MUTLAK VE NİSBİ HAKLAR; Mutlak haklar; o hakkın sahibi tarafından herkese karşı ileri sürülebilen ancak herkes tarafından da ihlal edilebilme imkanı olan haklardır. En önemli özelliği herkes tarafından ihlal edilebilir olması, herkese ileri sürülebilir olmasıdır. Mutlak haklar herkesin saygı göstermek zorunda olduğu haklardır. Kişi üzerinde olabildiği gibi aslında eşya üzerinde kurulur. Nisbi haklar; herkes tarafından değil sadece bir hukuki ilişkinin karşı tarafınca ihlal edilemilme imkanına sahip olan haklardır. Bu nedenle herkese karşı ileri sürülemezler. Hakkı kim ihlal ettiyse ona karşı ileri sürülebilir. Bu ihlalin dışında 'Alacak Hakları' denen bir grup daha vardır. Bu gruba kuvvetlendirilmiş alacak hakları (eşyaya ilişkin) da denir. Alacak Hakları: En önemli özelliği aslında birer nisbi hak olmalarıdır. Ancak bunlar tapu kütüğüne şerh verilmek suretiyle aynen mutlak haklar gibi korunacak hale gelirler. Mutlak haklar kanunda sayıları belli olan haklardır. En önemli mutlak hak milkiyet hakkıdır. Hukuki Olay: Hukuki düzenin kendisine sonuç bağladığı her türlü olaydır. Yani insan iradesi içinde mi yoksa iradesi dışında mı farketmez. Dar anlamda ise; ortada bir kişinin iradesi varsa ve hukuk düzeni buna bir sonuç bağlıyorsa buna dar anlamda hukuki olay, veya hukuki fiil denilir.Hukuki fiil 2'ye ayrılır; hukuka aykırı fiiller ve hukuka uygun fiiller. İnsanın bilerek, isteyerek, herkes tarafından uyulması mecburi olan objektif hukuk kurallarına aykırı, onları ihlal eden fiillerdir hukuka aykırı fiiller. Diğer ismi ile haksız fiillerdir. Bir haksız fiilden bahsedebilmek için 3 ayrı unsurun gerçekleşmesi gerekmektedir; *Fiil, hareket *Zararın oluşması *Fiille zararın arasındaki nedensellik (illiyet) bağının olması gerekir Hukuka uygun fiillerde ise hukuk düzeninin uygun gördüğü onayladığı ve dolayısıyla sonuç bağladığı fiillerdir. Bunun en önemlisi hukuki işlemlerdir.

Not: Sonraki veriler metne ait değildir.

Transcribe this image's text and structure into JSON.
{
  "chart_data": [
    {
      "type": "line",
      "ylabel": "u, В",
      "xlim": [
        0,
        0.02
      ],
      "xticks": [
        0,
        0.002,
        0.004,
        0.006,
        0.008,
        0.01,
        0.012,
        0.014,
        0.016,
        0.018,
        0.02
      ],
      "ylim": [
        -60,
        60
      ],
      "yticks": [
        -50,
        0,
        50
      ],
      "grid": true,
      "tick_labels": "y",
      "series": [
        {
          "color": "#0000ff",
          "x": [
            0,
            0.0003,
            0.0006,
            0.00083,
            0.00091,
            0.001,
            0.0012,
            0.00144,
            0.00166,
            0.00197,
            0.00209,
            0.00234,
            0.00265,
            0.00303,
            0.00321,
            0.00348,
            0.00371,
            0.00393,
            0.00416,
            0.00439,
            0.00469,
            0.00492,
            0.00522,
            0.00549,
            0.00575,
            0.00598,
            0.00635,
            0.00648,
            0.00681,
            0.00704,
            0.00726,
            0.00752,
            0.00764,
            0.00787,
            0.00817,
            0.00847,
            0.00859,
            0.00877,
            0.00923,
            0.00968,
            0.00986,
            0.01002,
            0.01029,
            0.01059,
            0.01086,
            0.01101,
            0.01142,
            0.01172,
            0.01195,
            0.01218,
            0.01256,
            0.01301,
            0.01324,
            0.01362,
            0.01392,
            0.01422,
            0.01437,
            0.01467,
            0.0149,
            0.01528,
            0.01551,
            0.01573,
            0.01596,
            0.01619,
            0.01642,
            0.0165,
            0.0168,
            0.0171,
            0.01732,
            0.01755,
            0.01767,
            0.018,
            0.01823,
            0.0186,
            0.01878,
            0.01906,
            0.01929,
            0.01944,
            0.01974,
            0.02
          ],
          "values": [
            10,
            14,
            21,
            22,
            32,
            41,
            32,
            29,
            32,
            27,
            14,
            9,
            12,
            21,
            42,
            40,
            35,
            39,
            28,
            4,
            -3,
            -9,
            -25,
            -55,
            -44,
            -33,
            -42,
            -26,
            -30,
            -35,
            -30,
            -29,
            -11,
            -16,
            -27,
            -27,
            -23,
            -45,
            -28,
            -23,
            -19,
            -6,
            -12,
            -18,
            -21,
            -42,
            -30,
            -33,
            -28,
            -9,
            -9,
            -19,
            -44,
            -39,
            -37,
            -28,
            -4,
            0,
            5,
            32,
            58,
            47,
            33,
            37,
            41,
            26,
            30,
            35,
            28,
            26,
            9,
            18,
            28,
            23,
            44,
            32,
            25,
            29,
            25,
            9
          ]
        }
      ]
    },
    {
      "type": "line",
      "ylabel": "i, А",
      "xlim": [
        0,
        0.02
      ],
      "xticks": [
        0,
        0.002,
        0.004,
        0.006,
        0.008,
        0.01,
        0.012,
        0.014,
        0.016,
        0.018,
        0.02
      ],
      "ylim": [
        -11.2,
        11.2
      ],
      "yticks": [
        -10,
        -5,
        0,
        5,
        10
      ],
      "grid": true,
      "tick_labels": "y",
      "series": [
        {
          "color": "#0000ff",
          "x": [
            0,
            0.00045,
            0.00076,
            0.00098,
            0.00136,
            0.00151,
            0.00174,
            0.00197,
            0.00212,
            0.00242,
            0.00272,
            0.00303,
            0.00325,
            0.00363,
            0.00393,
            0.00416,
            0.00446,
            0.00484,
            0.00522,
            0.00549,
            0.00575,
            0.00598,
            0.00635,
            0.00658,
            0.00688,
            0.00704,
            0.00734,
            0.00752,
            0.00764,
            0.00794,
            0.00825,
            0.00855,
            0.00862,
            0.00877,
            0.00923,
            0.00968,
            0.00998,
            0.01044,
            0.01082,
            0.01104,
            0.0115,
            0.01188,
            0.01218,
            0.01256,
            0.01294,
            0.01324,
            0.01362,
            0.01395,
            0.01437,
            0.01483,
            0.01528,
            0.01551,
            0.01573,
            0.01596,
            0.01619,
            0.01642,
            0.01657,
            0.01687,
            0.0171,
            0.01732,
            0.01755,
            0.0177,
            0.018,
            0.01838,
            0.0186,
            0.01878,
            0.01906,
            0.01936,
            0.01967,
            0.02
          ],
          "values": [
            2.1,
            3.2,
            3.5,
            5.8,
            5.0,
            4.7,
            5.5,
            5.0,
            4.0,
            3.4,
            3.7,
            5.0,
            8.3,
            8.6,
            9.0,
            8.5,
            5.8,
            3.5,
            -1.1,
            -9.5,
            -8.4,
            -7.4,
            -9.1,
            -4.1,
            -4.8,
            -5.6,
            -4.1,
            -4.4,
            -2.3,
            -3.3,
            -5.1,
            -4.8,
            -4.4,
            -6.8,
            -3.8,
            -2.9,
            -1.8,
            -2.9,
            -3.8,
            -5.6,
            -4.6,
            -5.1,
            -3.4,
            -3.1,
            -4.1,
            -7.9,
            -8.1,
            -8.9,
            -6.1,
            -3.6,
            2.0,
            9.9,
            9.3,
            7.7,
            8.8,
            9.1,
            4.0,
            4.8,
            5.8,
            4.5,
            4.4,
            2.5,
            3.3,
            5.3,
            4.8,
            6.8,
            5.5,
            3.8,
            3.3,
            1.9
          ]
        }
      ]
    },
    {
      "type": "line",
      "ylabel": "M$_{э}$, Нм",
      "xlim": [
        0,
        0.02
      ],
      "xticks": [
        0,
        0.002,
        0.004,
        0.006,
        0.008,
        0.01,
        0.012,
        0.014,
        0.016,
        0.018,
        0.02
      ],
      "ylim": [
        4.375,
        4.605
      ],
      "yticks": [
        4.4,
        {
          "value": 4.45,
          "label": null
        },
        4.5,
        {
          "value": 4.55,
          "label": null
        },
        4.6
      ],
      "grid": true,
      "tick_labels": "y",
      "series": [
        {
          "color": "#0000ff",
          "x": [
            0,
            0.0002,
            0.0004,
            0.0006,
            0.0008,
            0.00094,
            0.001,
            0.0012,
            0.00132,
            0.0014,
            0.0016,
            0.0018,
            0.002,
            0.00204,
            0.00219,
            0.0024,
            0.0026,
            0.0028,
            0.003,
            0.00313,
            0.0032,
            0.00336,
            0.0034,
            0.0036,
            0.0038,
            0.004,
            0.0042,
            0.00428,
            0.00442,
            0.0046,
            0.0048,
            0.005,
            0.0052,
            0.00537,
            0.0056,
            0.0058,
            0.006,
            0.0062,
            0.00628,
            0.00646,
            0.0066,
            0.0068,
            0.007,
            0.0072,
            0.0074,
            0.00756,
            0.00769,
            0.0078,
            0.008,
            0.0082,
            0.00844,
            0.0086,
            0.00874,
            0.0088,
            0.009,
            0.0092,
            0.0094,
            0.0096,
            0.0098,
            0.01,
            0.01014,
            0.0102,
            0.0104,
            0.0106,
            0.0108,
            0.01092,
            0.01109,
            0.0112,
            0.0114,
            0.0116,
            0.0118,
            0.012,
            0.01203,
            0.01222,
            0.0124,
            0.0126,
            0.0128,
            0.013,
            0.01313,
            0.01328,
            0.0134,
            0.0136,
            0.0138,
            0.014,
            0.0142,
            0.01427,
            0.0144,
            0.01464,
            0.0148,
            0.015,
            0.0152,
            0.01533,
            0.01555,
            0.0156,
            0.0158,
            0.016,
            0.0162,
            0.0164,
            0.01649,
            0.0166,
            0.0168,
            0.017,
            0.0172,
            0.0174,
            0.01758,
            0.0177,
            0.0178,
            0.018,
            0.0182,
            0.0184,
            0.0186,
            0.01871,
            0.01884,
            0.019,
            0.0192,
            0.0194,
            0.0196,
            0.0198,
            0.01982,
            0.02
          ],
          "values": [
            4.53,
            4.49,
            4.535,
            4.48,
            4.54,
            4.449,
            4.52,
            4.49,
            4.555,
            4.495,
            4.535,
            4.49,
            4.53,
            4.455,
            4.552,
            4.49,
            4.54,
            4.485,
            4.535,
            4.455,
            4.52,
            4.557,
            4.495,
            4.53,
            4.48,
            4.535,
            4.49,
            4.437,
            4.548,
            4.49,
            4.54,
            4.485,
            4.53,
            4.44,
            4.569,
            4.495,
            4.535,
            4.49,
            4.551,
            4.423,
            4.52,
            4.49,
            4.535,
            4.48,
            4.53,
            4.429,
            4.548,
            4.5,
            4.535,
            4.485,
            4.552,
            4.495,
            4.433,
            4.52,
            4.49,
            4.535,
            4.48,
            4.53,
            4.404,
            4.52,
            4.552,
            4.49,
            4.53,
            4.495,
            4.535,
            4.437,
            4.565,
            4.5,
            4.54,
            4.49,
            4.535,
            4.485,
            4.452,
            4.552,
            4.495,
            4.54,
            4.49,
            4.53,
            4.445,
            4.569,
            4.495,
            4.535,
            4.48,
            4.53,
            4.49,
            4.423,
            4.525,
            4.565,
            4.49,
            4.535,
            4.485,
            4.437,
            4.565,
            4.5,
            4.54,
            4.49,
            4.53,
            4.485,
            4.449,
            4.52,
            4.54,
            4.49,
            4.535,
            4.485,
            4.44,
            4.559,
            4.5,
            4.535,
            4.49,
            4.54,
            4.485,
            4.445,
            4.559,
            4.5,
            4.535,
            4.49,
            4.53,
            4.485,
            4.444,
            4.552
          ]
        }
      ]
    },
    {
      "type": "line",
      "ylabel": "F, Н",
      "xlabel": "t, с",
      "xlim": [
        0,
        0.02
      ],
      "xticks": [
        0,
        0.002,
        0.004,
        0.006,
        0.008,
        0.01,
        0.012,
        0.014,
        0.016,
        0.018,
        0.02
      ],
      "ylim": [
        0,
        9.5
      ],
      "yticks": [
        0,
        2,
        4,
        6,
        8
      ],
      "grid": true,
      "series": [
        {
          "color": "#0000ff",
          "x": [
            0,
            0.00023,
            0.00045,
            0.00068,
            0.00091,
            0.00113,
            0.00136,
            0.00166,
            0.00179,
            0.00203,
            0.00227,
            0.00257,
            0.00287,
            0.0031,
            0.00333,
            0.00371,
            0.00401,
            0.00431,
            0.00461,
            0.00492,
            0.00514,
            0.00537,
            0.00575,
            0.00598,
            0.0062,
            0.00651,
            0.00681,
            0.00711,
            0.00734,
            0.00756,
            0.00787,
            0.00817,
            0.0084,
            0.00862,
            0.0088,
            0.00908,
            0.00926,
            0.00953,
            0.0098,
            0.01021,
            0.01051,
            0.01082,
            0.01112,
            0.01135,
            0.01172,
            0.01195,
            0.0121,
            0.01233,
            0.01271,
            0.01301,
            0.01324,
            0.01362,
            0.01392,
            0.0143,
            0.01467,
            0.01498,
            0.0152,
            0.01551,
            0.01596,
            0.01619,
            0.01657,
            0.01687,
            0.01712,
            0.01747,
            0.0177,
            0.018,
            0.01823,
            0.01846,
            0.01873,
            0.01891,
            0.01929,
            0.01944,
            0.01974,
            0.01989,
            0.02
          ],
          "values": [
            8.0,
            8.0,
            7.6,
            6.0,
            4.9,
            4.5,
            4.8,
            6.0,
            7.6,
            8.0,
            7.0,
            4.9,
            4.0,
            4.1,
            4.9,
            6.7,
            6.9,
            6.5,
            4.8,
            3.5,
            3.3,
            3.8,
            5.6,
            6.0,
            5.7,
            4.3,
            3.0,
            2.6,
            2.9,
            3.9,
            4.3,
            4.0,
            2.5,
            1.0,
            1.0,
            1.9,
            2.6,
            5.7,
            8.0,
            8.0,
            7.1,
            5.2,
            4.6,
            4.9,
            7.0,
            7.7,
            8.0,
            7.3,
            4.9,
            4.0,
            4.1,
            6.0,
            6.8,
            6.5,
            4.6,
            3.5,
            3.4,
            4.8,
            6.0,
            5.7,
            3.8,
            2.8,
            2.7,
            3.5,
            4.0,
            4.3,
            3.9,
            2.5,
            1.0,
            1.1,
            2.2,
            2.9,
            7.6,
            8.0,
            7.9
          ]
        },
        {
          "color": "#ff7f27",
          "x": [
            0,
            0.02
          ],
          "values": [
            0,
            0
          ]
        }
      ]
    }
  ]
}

Hukuki İşlemler: Çeşitli ayrımlara tabi tutulur;
1) Gerekli irede beyanına göre yapılan ayrım
2) Hukuki sonuçların doğuracağı zamana göre; * Sağlar arasındaki hukuki işlem * Ölüme bağlı tasarruflar
3) Malvarlığına yaptığı etkiye göre; * Taahhüt ve tasarruf işlemleri
4) İlli (sebebe bağlı olup olmadığına göre) Tek Taraflı Hukuki İşlemler: Kişinin tek başına kendi iradesiyle gerçekleştirdiği sonuç doğuran işlemlerdir. İrade beyanının yeterli olduğu işlemler; vasiyet, tanıma (çocuğu tanıma), taşınır menkulleri terk etmek... İrade beyanının karşı tarafa yöneltilmesi gereken işlemler ise; vekaletten azmetmek veya sözleşmeden fesh etmek... İki veya Çok Taraflı Hukuki İşlemler: Karşılıklı, birbirine uygun birden fazla kişinin iradesinin gerektiği işlemler. Örneğin; sözleşmeler, kararlar (tek taraflı sözleşme hariç)... Hukuki İşlemlerin Sonuçları Ne Zaman Doğar? Sağlar Arası: İnsanlar hayattayken (taahhüt). Ölüme Bağlı Tasarruflar: Vasiyet ya da miras sözleşmeleri veya malvarlığına olan etkisine göre taahhüt ve tasarruf işlemleri... Tasarruf İşlemi: Kişinin malvarlığının pasif kısmında (borç) bir artış meydana getiren işlemlerdir. Taahhüt denen işlemler ise mülkiyetin nakli sonucunu doğurmaz fakat tasarruf işlemi, işlemin bir tarafının malvarlığının pasifinde artış meydana getirirken diğerinin aktif kısmında artış getiren işlemlerdir. Taşınır mallarda teslim, taşınmaz mallarda tapu kütüğüne kayıt, tasarruf işleminin en önemli özelliğidir. Hukuki işlemin sebebine bağlı olup olmadığına göre de ayrım yapılabilir. İnsanları hukuki işlem yapmaya yönelten psikolojik nedene 'saik' denir. Sebep, bir hukuki işlemin kanuni, yasal dayanağını oluşturan nedendir. Bazı işlemler vardırki, bu işlemlerin geçerliliği, sebebinde geçerli olmasına bağlıdır. Eğer sebep geçerli değilse işlemde geçerli olmaz. Örneğin; tapuda evi satıyorsun, işlem yaptırmaya çalışıyorsun ama bu işlemin altında yatan neden tehdit edilmeniz... Ya da kumar borcuda buna örnektir. Ancak sebebe bağlı olmayan işlemler ise; çek tahsili ve alacağın devri (temliki). 14
Ahlak Kuralları : Kişilerin iç dünyasına yönelik olarak oluşmuş olan subjektif (öznel) kurallardır. Kısacası ortak kurallara uyup, uymamaktır.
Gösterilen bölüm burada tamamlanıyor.